August 04, 2004
Dick Cheney, Crook
Josh Marshall has the goods on Dick Cheney. The New York Times reports:
The Halliburton Company secretly changed its accounting practices when Vice President Dick Cheney was its chief executive, the Securities and Exchange Commission said yesterday as it fined the company $7.5 million and brought actions against two former financial officials.The commission said the accounting change enabled Halliburton, one of the nation's largest energy services companies, to report annual earnings in 1998 that were 46 percent higher than they would have been had the change not been made. It also allowed the company to report a substantially higher profit in 1999, the commission said.

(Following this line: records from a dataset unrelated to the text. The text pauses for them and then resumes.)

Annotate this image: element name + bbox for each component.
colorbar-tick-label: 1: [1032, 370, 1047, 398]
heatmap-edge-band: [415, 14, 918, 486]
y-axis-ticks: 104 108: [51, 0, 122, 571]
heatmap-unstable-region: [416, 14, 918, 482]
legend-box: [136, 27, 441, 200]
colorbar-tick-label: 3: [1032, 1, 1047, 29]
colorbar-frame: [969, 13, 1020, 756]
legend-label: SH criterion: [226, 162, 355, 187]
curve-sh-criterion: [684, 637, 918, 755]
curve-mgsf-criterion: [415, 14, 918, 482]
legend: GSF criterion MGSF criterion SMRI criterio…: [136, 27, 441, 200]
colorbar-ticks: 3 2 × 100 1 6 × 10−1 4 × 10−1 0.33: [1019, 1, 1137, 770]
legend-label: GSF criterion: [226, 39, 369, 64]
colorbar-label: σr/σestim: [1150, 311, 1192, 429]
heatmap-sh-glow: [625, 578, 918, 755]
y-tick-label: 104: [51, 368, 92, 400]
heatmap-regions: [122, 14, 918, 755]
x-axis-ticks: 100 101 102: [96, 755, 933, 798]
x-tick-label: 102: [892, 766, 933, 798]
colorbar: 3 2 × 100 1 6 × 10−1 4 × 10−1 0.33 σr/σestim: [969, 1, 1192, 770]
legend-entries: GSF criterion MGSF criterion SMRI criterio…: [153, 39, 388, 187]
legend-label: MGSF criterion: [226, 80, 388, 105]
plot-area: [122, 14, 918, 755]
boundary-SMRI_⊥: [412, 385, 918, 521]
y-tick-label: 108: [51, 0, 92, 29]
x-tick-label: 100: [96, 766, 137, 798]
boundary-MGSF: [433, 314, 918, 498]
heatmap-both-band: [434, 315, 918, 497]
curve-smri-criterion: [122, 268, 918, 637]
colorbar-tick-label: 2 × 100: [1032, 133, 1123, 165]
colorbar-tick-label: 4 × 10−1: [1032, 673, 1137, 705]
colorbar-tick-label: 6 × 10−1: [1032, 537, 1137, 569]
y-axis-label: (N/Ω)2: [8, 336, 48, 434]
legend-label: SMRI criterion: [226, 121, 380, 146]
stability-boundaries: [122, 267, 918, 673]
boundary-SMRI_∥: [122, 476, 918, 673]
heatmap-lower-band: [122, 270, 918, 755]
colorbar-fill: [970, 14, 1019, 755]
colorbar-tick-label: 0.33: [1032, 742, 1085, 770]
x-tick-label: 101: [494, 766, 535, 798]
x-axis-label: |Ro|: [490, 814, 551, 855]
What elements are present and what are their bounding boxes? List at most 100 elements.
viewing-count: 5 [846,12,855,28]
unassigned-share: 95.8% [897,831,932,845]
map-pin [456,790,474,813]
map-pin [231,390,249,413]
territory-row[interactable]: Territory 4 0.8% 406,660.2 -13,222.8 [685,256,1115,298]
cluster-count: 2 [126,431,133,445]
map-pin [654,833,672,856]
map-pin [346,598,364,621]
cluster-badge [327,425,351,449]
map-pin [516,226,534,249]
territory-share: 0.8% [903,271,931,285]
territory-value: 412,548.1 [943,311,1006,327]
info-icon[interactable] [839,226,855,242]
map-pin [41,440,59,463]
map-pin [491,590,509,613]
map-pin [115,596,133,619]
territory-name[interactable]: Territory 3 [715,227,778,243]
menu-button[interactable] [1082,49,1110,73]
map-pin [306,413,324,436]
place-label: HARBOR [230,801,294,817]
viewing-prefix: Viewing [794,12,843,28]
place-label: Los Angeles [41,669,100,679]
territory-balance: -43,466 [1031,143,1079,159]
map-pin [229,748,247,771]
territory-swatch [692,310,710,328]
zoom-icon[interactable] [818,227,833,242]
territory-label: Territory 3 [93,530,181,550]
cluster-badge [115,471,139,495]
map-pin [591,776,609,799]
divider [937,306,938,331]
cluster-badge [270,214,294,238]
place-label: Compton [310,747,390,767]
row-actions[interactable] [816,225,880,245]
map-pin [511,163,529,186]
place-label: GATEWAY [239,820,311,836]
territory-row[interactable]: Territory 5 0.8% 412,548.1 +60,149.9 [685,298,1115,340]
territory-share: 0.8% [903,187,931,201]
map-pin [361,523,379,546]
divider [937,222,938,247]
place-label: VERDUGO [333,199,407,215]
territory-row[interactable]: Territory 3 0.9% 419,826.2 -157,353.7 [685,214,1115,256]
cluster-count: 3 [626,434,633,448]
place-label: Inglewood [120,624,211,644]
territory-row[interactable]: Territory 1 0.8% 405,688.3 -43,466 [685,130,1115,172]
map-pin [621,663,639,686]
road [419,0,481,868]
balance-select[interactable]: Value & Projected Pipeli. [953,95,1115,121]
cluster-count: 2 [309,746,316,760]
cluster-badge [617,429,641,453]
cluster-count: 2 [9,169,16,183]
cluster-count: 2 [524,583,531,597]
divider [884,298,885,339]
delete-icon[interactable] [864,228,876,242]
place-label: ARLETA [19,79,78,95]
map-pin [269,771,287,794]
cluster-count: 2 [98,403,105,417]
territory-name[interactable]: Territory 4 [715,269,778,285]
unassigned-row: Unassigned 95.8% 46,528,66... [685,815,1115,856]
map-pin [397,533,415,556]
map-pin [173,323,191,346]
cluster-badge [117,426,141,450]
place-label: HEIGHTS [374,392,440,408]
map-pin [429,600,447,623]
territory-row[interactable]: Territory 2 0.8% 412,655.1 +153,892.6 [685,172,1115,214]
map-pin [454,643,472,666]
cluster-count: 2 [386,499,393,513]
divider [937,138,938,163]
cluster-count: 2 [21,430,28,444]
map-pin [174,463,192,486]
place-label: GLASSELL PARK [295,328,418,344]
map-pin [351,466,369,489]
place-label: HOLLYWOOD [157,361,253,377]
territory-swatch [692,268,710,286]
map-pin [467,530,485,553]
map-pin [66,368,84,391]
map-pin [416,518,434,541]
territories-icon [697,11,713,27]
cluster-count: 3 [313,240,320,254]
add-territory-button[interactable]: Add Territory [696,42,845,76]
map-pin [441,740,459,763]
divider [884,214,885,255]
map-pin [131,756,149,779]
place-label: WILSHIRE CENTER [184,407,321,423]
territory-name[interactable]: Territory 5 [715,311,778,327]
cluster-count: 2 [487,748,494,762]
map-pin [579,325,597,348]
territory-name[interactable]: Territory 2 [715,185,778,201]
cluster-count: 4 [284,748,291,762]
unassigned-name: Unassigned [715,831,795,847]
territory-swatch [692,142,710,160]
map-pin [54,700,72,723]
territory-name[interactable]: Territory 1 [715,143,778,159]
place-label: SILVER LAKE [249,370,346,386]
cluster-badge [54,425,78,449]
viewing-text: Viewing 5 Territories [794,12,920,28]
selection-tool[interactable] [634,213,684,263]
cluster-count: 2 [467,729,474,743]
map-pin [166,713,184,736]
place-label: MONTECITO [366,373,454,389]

Given that Halliburton is paying a hefty fine for what can only be described as deliberate fraud, the Times is remarkably gentle in its reporting. So is the SEC. Josh Marshall sez:
The SEC and the even the Times goes to some length to avoid the colloquial term for this sort of behavior: i.e., fraud. The SEC did levy the fine. And it did point the finger of blame at two lower levels Halliburton officials. Yet the SEC, in the words of the Times, "did not detail the extent to which [Cheney] was aware of the change or of the requirement to disclose it to investors." And not surprisingly, in the article, Cheney's lawyer, Terrence O'Donnell is trumpeting the results of the investigation as a clean bill of health for Cheney. ...So here you have the Vice President of the United States. His company gets caught in about as clear a case of cooking the books to inflate profits as you can imagine during the time he was CEO. (His salary and bonuses are tied to company profits.) And he won't even go to the trouble of denying that he was aware of the wrongdoing.
Can we have some more aggressive reporting on this one?
I second the motion. Cheney, it is now clear, is cut from the same cloth as Dennis Koslowski or Ken Lay. Maybe John Edwards can work this into his stump speech?
Update: Billmon, at the Whiskey Bar, goes into substantial detail on the what and the why of the cooking of the Halliburton books, and why it is highly likely (if not necessarily provable) that Cheney had his hand in it.